Re: Out of memory when putting many rows in an Acc table

2014-09-30 Thread Josh Elser
You shouldn't have to create a new BatchWriter -- have you tried 
reducing the amount of memory the BatchWriter will use? It keeps a cache 
internally to try to do an amortization of Mutations to send to a given 
tabletserver.


To limit this memory, use the BatchWriterConfig#setMaxMemory(long) 
method.

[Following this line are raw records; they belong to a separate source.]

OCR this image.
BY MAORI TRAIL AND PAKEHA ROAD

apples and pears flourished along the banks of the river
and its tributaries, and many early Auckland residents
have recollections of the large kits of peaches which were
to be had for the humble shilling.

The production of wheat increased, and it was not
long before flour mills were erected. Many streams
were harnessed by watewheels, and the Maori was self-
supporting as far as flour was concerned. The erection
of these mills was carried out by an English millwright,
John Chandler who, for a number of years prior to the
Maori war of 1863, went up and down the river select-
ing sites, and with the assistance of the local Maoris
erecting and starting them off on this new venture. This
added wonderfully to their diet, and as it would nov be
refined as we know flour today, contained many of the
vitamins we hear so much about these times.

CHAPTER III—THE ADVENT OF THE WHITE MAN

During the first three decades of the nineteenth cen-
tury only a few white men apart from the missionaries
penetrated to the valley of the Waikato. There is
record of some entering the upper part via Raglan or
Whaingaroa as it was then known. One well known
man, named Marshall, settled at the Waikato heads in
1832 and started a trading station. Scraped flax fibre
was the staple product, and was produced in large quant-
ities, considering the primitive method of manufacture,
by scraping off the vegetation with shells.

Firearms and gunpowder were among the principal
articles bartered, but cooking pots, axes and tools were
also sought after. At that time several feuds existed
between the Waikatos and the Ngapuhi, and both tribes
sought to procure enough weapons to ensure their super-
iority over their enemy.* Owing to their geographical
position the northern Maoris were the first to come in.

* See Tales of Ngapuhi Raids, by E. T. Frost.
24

By default, the maxMemory value is set to 50MB. Reducing this 
may be enough to hold less data in your client and give you some more 
head room.


Alternatively, you could give your client JVM some more heap :)

Geoffry Roberts wrote:

I am try to pump some data into Accumulo but I keep encountering

Exception in thread Thrift Connection Pool Checker
java.lang.OutOfMemoryError: Java heap space

at java.util.HashMap.newValueIterator(HashMap.java:971)

at java.util.HashMap$Values.iterator(HashMap.java:1038)

at
org.apache.accumulo.core.client.impl.ThriftTransportPool$Closer.closeConnections(ThriftTransportPool.java:103)

at
org.apache.accumulo.core.client.impl.ThriftTransportPool$Closer.run(ThriftTransportPool.java:147)

at java.lang.Thread.run(Thread.java:745)


I tried, as a work around, creating a new BatchWriter and closing the
old one every ten thousand rows, but to no avail.  Data gets written up
to the 200kth row, then the error.

I have a table of 8M rows in a RDB that I am pumping into Acc via a
groovy script.  The rows are narrow, a short text field and four floats.

I googled of course but nothing was helpful.  What can be done?

Thanks so much.

--
There are ways and there are ways,

Geoffry Roberts